There are easy fixes to get rid of violent and crazy people. Why would a powerful ASI bother with fixing them? A rabid dog just gets put down by humans. Why would we expect anything better of our overlords?
This is also a plausible sounding outcome. That's why it's so uncertain.
This seems to suggest a single dimensional evaluation. The complexity of social compatibility is high and the potential capacity to evaluate could also be greater.
Alvin Toffler's book "Future Shock" describes what's going on within this thread.

Toffler predicted that as change accelerated, we'd face the paradox of too many options (like a Cheesecake Factory menu) or, conversely, feeling like we have no options due to the framerate of change. He argued that we would enter a state of transience where our relationships, jobs and values would become "temporary". And thus when the rate of change turns everything "temporary", all the old institutions - religion, family, nation, profession - can no longer provide a frame of reference.

In short, the "simulation" of our existence may be starting to drop keyframes - causing pixelization in our society which we obviously see as glitches.

The machine is just going to do whatever we tell it - it is a horse with blinders on or a steam engine going round and round. It doesn't know it needs to work within the human framework.
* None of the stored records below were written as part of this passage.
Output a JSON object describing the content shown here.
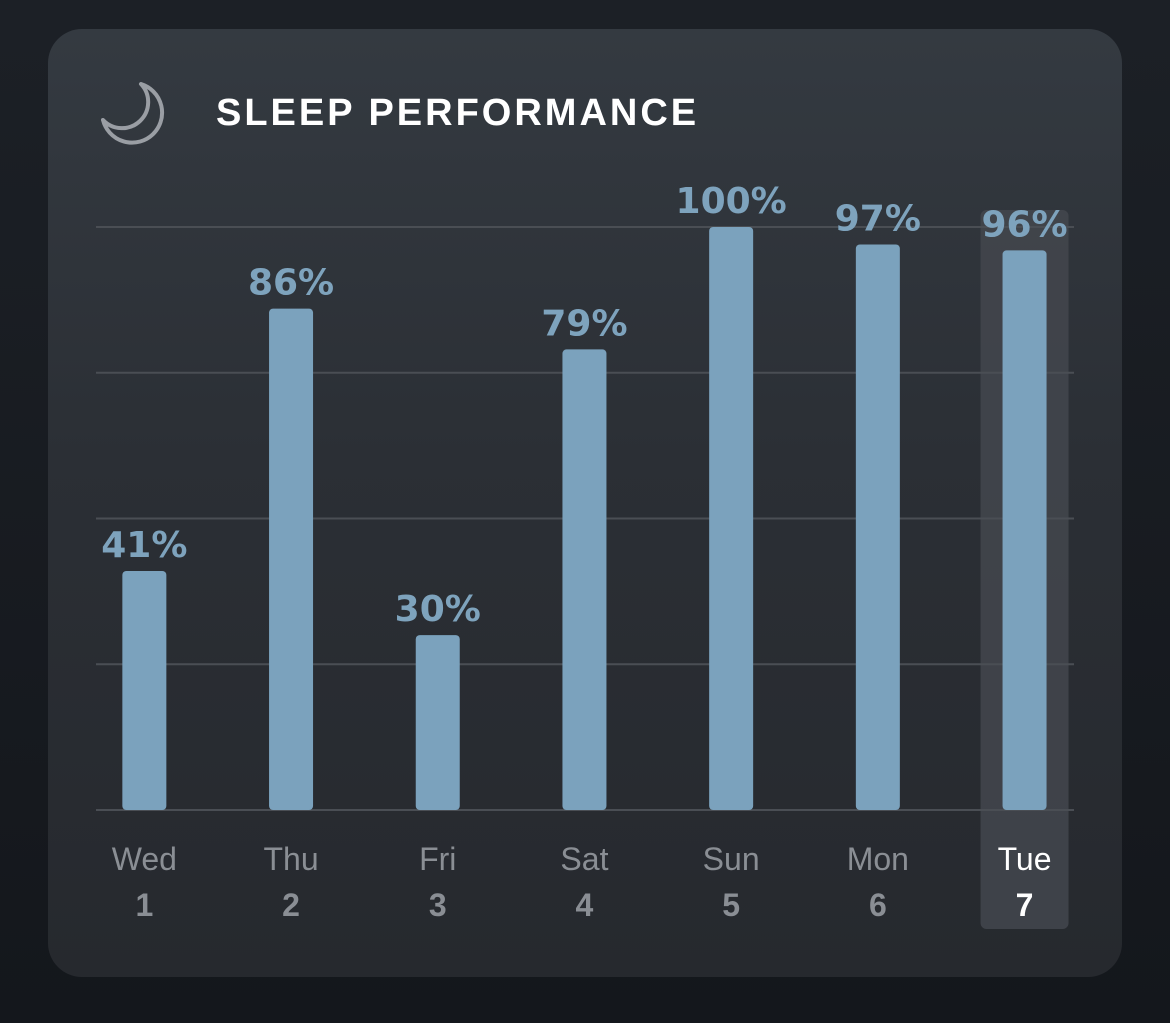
{
  "header": {
    "title": "SLEEP PERFORMANCE",
    "icon": "moon-icon"
  },
  "colors": {
    "bar": "#7ba2bd",
    "label": "#7ea3bd",
    "gridline": "#4a4e54",
    "axis_text": "#8a8e94",
    "selected_text": "#ffffff",
    "selected_bg": "#43474d"
  },
  "chart_data": {
    "type": "bar",
    "title": "SLEEP PERFORMANCE",
    "categories": [
      "Wed",
      "Thu",
      "Fri",
      "Sat",
      "Sun",
      "Mon",
      "Tue"
    ],
    "dates": [
      "1",
      "2",
      "3",
      "4",
      "5",
      "6",
      "7"
    ],
    "values": [
      41,
      86,
      30,
      79,
      100,
      97,
      96
    ],
    "value_labels": [
      "41%",
      "86%",
      "30%",
      "79%",
      "100%",
      "97%",
      "96%"
    ],
    "ylim": [
      0,
      100
    ],
    "grid": true,
    "selected_index": 6,
    "xlabel": "",
    "ylabel": ""
  }
}
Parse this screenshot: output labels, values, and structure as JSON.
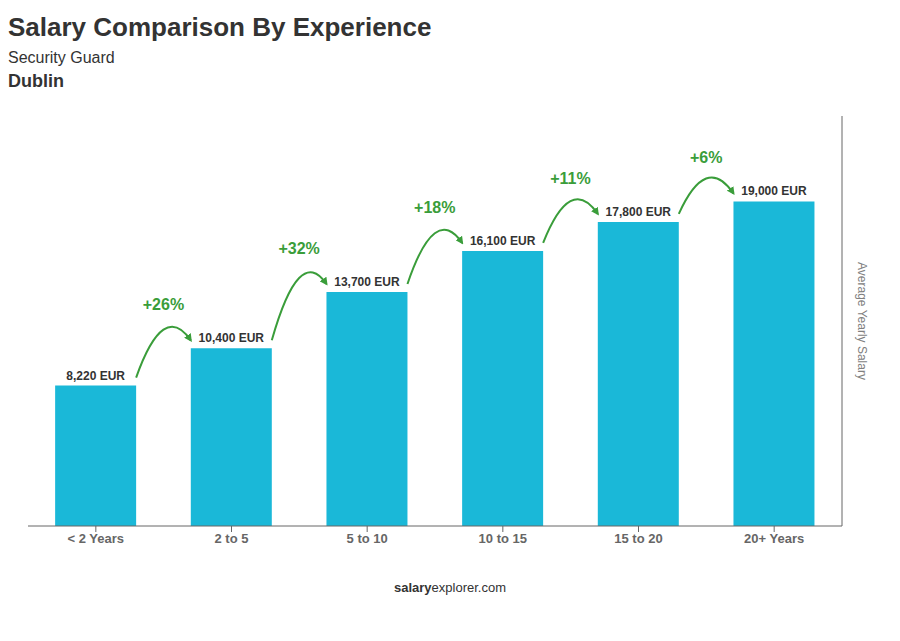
{
  "chart_data": {
    "type": "bar",
    "title": "Salary Comparison By Experience",
    "subtitle": [
      "Security Guard",
      "Dublin"
    ],
    "ylabel": "Average Yearly Salary",
    "footer": [
      "salary",
      "explorer.com"
    ],
    "categories": [
      "< 2 Years",
      "2 to 5",
      "5 to 10",
      "10 to 15",
      "15 to 20",
      "20+ Years"
    ],
    "values": [
      8220,
      10400,
      13700,
      16100,
      17800,
      19000
    ],
    "value_labels": [
      "8,220 EUR",
      "10,400 EUR",
      "13,700 EUR",
      "16,100 EUR",
      "17,800 EUR",
      "19,000 EUR"
    ],
    "data_labels": true,
    "color": "#1ab8d8",
    "ylim": [
      0,
      24000
    ],
    "tick_labels": "x",
    "grid": false,
    "annotations": [
      {
        "text": "+26%",
        "from": "< 2 Years",
        "to": "2 to 5",
        "color": "#3a9d3a"
      },
      {
        "text": "+32%",
        "from": "2 to 5",
        "to": "5 to 10",
        "color": "#3a9d3a"
      },
      {
        "text": "+18%",
        "from": "5 to 10",
        "to": "10 to 15",
        "color": "#3a9d3a"
      },
      {
        "text": "+11%",
        "from": "10 to 15",
        "to": "15 to 20",
        "color": "#3a9d3a"
      },
      {
        "text": "+6%",
        "from": "15 to 20",
        "to": "20+ Years",
        "color": "#3a9d3a"
      }
    ]
  }
}
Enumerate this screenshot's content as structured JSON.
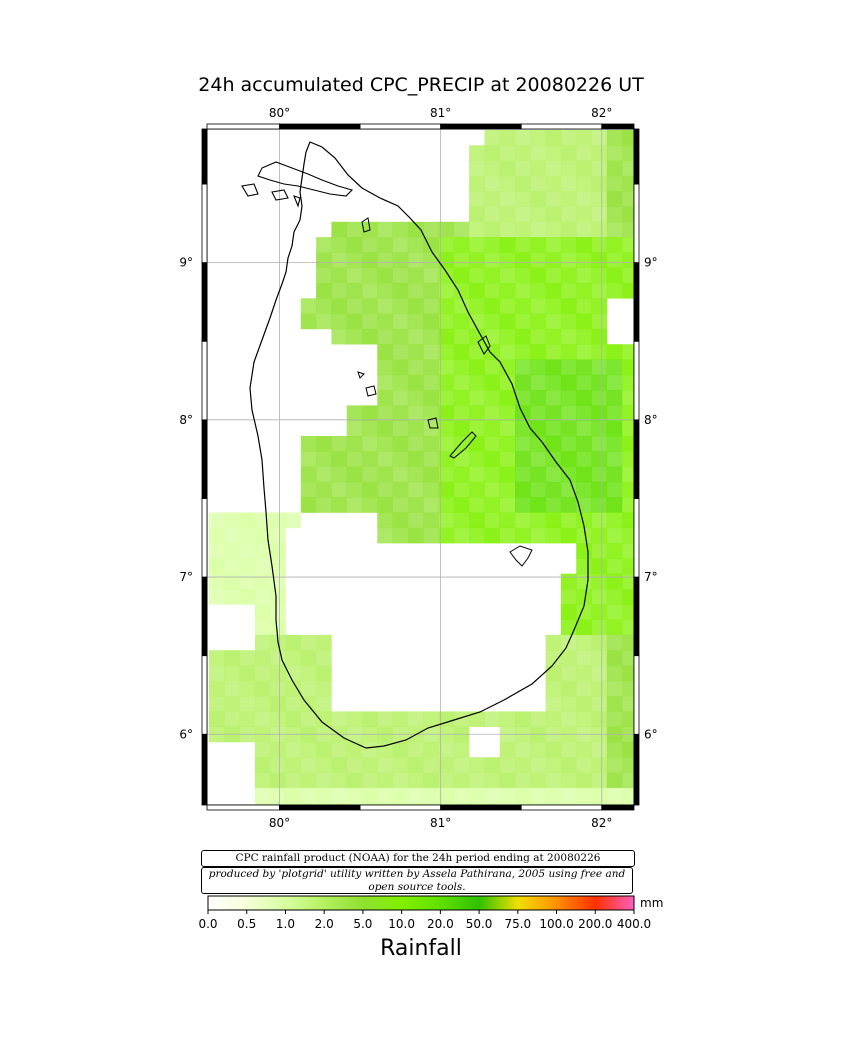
{
  "title": "24h accumulated CPC_PRECIP  at 20080226 UT",
  "axes": {
    "lon_labels": [
      "80°",
      "81°",
      "82°"
    ],
    "lat_labels": [
      "9°",
      "8°",
      "7°",
      "6°"
    ],
    "lon_range": [
      79.55,
      82.2
    ],
    "lat_range": [
      5.55,
      9.85
    ]
  },
  "captions": {
    "line1": "CPC rainfall product (NOAA) for the 24h period ending at 20080226",
    "line2": "produced by 'plotgrid' utility written by Assela Pathirana, 2005 using free and open source tools."
  },
  "legend": {
    "title": "Rainfall",
    "unit": "mm",
    "ticks": [
      "0.0",
      "0.5",
      "1.0",
      "2.0",
      "5.0",
      "10.0",
      "20.0",
      "50.0",
      "75.0",
      "100.0",
      "200.0",
      "400.0"
    ],
    "colors": [
      "#ffffff",
      "#f4ffd8",
      "#d8ffa0",
      "#b4f060",
      "#90e030",
      "#80f000",
      "#60e000",
      "#30c000",
      "#f0e000",
      "#ff9000",
      "#ff3000",
      "#ff60c0"
    ]
  },
  "colors": {
    "land_outline": "#000000",
    "grid": "#b0b0b0",
    "frame": "#000000"
  }
}
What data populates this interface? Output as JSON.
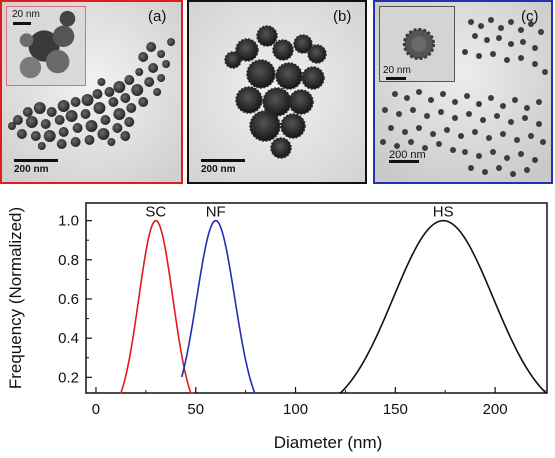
{
  "panels": [
    {
      "label": "(a)",
      "scale_label": "200 nm",
      "inset_scale_label": "20 nm",
      "border_color": "#e11c1c"
    },
    {
      "label": "(b)",
      "scale_label": "200 nm",
      "border_color": "#111111"
    },
    {
      "label": "(c)",
      "scale_label": "200 nm",
      "inset_scale_label": "20 nm",
      "border_color": "#2233aa"
    }
  ],
  "chart_data": {
    "type": "line",
    "xlabel": "Diameter (nm)",
    "ylabel": "Frequency (Normalized)",
    "xlim": [
      -5,
      226
    ],
    "ylim": [
      0.12,
      1.09
    ],
    "xticks": [
      0,
      50,
      100,
      150,
      200
    ],
    "yticks": [
      0.2,
      0.4,
      0.6,
      0.8,
      1.0
    ],
    "xtick_labels": [
      "0",
      "50",
      "100",
      "150",
      "200"
    ],
    "ytick_labels": [
      "0.2",
      "0.4",
      "0.6",
      "0.8",
      "1.0"
    ],
    "grid": false,
    "series": [
      {
        "name": "SC",
        "color": "#e11c1c",
        "peak": 30,
        "sigma": 8.5,
        "x_start": 12,
        "x_end": 49
      },
      {
        "name": "NF",
        "color": "#1f2fb0",
        "peak": 60,
        "sigma": 9.5,
        "x_start": 43,
        "x_end": 81
      },
      {
        "name": "HS",
        "color": "#111111",
        "peak": 174,
        "sigma": 25,
        "x_start": 122,
        "x_end": 226
      }
    ]
  }
}
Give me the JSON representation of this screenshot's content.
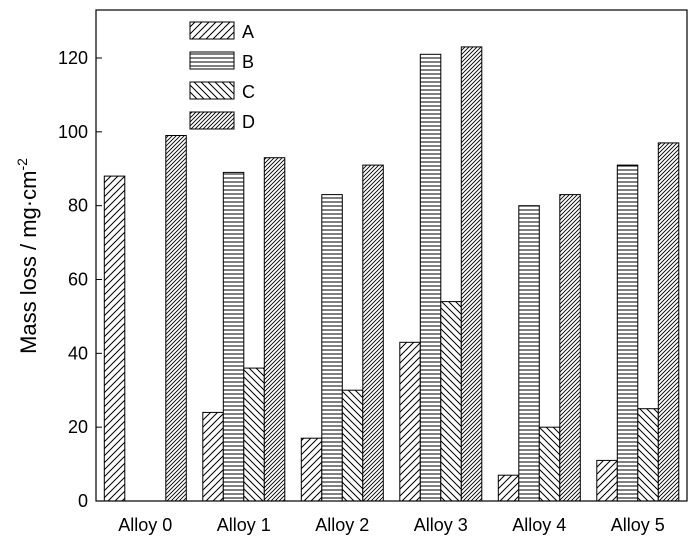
{
  "chart_data": {
    "type": "bar",
    "title": "",
    "xlabel": "",
    "ylabel": "Mass loss / mg·cm",
    "ylabel_superscript": "-2",
    "categories": [
      "Alloy 0",
      "Alloy 1",
      "Alloy 2",
      "Alloy 3",
      "Alloy 4",
      "Alloy 5"
    ],
    "series": [
      {
        "name": "A",
        "values": [
          88,
          24,
          17,
          43,
          7,
          11
        ]
      },
      {
        "name": "B",
        "values": [
          null,
          89,
          83,
          121,
          80,
          91
        ]
      },
      {
        "name": "C",
        "values": [
          null,
          36,
          30,
          54,
          20,
          25
        ]
      },
      {
        "name": "D",
        "values": [
          99,
          93,
          91,
          123,
          83,
          97
        ]
      }
    ],
    "ylim": [
      0,
      133
    ],
    "yticks": [
      "0",
      "20",
      "40",
      "60",
      "80",
      "100",
      "120"
    ],
    "grid": false,
    "legend_position": "top-left",
    "fill_patterns": [
      "diagonal-forward",
      "horizontal-lines",
      "diagonal-back",
      "diagonal-forward-dense"
    ],
    "colors": {
      "bar_fill": "#ffffff",
      "bar_stroke": "#000000",
      "axis": "#000000"
    }
  }
}
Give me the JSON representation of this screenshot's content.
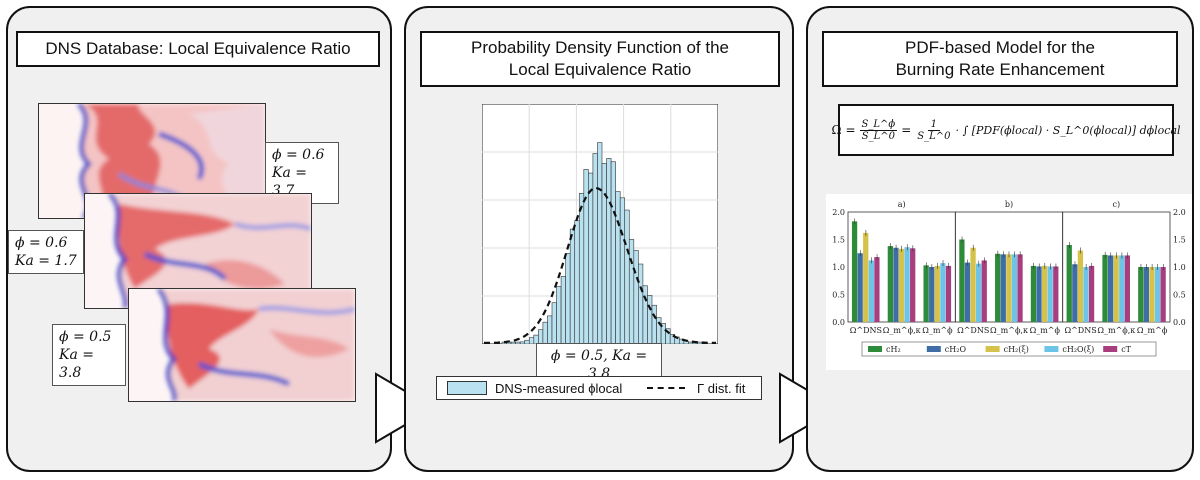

Physics and society only intersect where it's needed for safety - this seems like one of those cases where we need to make sure we define the conditions how both the dog and tail can wag each other.

There was a court ruling earlier that I think starts to set this up: "AI generated images cannot be copyrighted". The same could be said about the rest of the 3 M's. Then expand upon that. AI generated content not being eligible for copyright would go a long way to put value back into people's work efforts.

Let machines deal with improving the framerate of life. Let humans decide what life should be. Hopefully it will finally have more than 50% humanity in it instead of amoral capitalism.

I'm terrified at the idea that society will select the crazies and the violent instead. I wonder why I think that
My real personal "doom" theory is that AI will, err, remove 99.99% of humans, pretty much everyone except for the top 100,000 based whatever fractally complex metric scheme it deems important.

Then those 100,000 get a utopia, the AI gets everything else, and ultimately the humans are just nice pets.